Why does applying alignas(std::hardware_destructive_interference_size) to a small object fail to prevent false sharing with other data on the same thread?
alignas only controls the alignment of the object’s starting address, not its extent. If the object is smaller than the cache line (e.g., a 4-byte integer on a 64-byte line), the remaining bytes of that cache line can hold other variables. When the compiler places another variable on that same line, or when a different thread’s variable maps to that physical line, false sharing occurs. True isolation requires the object to occupy the entire line via padding, not merely to be aligned to its start.
What is the distinction between std::hardware_destructive_interference_size and std::hardware_constructive_interference_size, and when would grouping data to fit within the latter improve performance?
std::hardware_destructive_interference_size is the minimum separation required to avoid false sharing, while std::hardware_constructive_interference_size is the maximum size of data that benefits from spatial locality on a single cache line.
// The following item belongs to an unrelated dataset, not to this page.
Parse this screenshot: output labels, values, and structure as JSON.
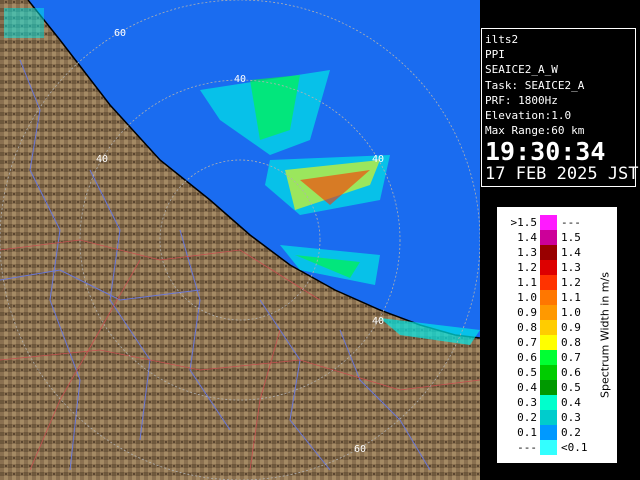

Grouping related frequently-accessed fields (e.g., a point’s x, y, z coordinates) into a struct that fits within the constructive size ensures they reside on the same line, maximizing cache hit rates and prefetching efficiency, whereas destructive size is used to separate unrelated mutable data.
How does false sharing impact std::atomic operations using memory_order_relaxed, and why does the relaxed memory ordering not resolve the performance degradation?
Even with memory_order_relaxed, which imposes no ordering constraints on surrounding memory operations, an atomic write still requires the CPU core to acquire exclusive ownership of the cache line (a Read-For-Ownership cycle). If another thread recently modified a different variable on that same line, the cache coherency protocol forces the line to bounce between cores. This hardware-level synchronization occurs independently of the C++ memory model’s logical guarantees, meaning false sharing incurs full cache-miss latency regardless of the specified memory ordering.